A commercial version of the portal is now being used to screen airline passengers at a checkpoint at New York’s John F. Kennedy airport as part of a Transportation Security Administration pilot project.

Eye-opening experience

During the field trials, the Task Force is incorporating the Hound into border checkpoint screening procedures, using both drug-trained dogs and the Sandia sniffers to canvass a selection of vehicles that was diverted by officers into a secondary screening area, says Task Force Commander Jaime Garza.

Task Force officers also respond to requests from the local sheriff’s department and US Border Patrol agents to investigate suspicious vehicles and items, Garza says.
"There are not enough good things I can say about this tool," Garza says.

He says the Hound system has on numerous occasions helped officers detect covert narcotics shipments in vehicles at checkpoints; locate nitro, heroin, cocaine, and marijuana in middle schools and high schools; seize drug money going south into Mexico; and in one instance build a case against a suspect involved in a nightclub shooting on whom gunpowder residues were found several hours, and showers, after the shooting.

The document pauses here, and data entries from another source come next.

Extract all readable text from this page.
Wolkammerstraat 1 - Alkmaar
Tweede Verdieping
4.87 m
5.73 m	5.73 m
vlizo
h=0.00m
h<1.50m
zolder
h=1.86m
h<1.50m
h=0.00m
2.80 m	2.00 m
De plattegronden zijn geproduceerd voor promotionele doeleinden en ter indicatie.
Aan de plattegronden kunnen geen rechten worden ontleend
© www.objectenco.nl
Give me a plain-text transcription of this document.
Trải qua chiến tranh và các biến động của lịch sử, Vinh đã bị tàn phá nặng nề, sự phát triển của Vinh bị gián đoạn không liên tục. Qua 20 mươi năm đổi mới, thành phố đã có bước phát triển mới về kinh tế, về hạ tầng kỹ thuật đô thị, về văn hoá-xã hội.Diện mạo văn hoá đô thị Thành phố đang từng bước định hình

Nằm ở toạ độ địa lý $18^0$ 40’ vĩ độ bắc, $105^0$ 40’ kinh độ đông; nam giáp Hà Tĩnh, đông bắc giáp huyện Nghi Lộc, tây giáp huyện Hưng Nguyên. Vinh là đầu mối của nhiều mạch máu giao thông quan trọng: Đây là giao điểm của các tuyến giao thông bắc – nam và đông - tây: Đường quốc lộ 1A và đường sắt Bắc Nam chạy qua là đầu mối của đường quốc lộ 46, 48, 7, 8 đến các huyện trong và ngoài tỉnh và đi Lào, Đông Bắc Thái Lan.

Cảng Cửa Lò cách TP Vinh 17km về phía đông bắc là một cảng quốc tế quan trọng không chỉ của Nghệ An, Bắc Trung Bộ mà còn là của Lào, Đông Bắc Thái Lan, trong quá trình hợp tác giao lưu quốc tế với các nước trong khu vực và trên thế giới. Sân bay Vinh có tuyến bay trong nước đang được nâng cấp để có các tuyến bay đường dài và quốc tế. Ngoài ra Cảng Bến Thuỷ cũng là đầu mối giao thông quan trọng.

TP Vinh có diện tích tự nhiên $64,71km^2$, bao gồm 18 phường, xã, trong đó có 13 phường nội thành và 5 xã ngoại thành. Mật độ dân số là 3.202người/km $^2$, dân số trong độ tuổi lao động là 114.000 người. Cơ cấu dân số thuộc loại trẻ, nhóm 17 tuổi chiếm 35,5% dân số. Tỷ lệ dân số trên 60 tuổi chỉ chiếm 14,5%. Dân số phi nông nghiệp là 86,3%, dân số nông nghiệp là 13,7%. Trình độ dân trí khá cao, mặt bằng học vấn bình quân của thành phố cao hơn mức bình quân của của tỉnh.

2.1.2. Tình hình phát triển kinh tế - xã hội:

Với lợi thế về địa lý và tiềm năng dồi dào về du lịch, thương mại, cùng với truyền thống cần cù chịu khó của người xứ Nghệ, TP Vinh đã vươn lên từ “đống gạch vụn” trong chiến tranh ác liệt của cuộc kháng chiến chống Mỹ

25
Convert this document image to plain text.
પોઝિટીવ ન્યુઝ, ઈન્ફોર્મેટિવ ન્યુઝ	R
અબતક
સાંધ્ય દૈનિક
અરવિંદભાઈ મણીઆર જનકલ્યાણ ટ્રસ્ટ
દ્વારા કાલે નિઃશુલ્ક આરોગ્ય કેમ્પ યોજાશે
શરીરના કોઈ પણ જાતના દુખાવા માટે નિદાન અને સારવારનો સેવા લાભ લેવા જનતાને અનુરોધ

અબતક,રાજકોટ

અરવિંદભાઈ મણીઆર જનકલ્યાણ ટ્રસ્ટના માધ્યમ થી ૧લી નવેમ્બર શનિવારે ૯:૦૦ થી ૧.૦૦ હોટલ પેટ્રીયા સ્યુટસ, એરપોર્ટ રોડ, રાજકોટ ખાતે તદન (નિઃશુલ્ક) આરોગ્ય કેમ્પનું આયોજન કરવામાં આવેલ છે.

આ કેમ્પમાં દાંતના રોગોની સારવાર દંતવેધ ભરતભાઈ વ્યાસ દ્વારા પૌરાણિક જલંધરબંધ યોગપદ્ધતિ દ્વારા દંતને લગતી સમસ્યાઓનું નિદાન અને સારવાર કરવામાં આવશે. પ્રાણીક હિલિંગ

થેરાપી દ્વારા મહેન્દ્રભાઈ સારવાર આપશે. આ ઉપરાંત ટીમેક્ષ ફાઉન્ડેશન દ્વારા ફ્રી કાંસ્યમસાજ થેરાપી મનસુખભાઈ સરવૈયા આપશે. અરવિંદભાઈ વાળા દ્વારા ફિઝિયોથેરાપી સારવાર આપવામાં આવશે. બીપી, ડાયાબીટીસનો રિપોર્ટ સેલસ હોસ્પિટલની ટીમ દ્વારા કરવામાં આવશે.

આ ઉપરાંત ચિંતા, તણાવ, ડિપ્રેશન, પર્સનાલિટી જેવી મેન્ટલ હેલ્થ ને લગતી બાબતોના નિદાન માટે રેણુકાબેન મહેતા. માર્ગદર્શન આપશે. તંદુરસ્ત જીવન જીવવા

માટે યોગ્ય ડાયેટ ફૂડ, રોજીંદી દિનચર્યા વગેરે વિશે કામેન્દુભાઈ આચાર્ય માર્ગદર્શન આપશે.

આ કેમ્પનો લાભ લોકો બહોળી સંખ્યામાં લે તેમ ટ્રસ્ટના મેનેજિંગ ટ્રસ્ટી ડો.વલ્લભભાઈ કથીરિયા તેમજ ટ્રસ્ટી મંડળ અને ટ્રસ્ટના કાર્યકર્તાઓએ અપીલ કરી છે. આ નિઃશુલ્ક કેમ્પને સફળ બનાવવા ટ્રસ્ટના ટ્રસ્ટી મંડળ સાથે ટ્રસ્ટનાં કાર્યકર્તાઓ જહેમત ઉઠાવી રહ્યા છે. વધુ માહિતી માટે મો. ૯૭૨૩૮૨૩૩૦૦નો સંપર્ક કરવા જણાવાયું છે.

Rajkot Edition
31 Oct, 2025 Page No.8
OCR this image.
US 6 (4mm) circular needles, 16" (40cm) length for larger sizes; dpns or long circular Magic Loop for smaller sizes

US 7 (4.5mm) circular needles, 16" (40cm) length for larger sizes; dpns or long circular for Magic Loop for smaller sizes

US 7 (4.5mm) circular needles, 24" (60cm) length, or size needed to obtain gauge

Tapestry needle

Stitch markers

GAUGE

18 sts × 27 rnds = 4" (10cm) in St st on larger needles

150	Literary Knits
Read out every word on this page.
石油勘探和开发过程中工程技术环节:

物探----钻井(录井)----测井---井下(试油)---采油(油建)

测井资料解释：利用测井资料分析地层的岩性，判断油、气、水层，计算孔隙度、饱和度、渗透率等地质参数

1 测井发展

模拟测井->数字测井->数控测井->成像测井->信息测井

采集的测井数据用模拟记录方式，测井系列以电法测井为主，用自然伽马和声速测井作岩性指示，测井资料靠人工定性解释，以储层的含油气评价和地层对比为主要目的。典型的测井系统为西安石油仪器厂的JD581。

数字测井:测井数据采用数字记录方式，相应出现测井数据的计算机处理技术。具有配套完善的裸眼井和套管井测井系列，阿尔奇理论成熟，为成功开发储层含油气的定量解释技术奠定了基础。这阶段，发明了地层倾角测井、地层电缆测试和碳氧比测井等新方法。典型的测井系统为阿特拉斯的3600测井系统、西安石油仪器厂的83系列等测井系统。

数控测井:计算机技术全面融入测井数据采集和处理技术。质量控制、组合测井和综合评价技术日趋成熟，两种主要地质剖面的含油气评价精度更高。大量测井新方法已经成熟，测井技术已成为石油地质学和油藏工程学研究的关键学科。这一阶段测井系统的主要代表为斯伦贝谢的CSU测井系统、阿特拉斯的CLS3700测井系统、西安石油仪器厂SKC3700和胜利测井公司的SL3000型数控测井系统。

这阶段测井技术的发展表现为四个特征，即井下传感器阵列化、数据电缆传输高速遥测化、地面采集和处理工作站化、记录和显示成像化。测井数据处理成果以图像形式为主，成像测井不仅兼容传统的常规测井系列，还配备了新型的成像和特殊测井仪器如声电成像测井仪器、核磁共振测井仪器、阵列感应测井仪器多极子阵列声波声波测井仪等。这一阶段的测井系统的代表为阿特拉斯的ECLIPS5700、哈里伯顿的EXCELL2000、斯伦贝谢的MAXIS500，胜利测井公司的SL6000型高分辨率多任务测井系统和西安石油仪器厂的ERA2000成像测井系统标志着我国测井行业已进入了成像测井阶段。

"The Hound system is performing very well," Task Force officer Richard Kirkpatrick wrote to Dave in a February 2004 progress report. "We continue to operate and implement the detector with our main focus on drug detection."
Prior to the field trials, Dave traveled to Kingsville to conduct training sessions with Task Force narcotics officers. Since then he’s returned to the area to consult with US

Customs agents about a possible future use of the Hound to search incoming ships from Mexico.
Even with the help of the latest tools, he says, only a few of the estimated 100 daily drug shipments through the area are detected.

"It was truly an eye-opening experience to learn about the magnitude of the drug problem that is happening every day in that part of Texas," Dave says. "One Hound system cannot even put a dent in that drug pipeline. It is a tool that can clearly help officers detect and correctly identify certain illegal substances that they have to deal with on a daily basis."

He says the information gathered during these trials is being used to improve the Hound for drug detection applications. Commercialization efforts are under way.
Just last month officers used the Hound system to discover and quickly identify ecstasy pills on board a public school bus transporting high school students from an event where the students were mingling with college-age students.

With the Hound the officers were able to begin to locate the source of the drugs immediately.

"Without the ability to rapidly identify the pills as ecstasy on the scene, this could have been a three-week or three-month wait" for lab results, Garza says. "This is a small rural town. Many people had no idea."

‘A life saver’

Although the Hound isn’t a silver bullet for the drug problem, says Dave, the Task Force has documented situations this past year where the use of the Hound has helped to save lives.

In the case of the concealed under-seat compartment packed with bottles full of liquid methamphetamines, the identification capability turned out to be a life saver, according to Jose Ibarra, assistant commander of the Task Force.

When Texas Department of Public Safety officers punctured one of the plastic bottles containing the liquid, Ibarra wrote in a letter to Sandia, the substance reacted to air and began to crystallize. Officers were not sure what they were dealing with and contacted the Task Force, which used the Hound to identify the liquid meth, which is highly toxic and flammable, then called dispatch for a HazMat response.

"The Task Force is very grateful to have received this system for testing," Ibarra wrote. "Our officers were able to detect a very toxic material which could have had dire effects. Because of this tool, we were able to detect the hazardous material and handle it with all the necessary precautions….I feel that on August 7, 2004, it truly saved the lives of several officers."

"I am proud and grateful that Sandia has helped make this happen," adds Dave.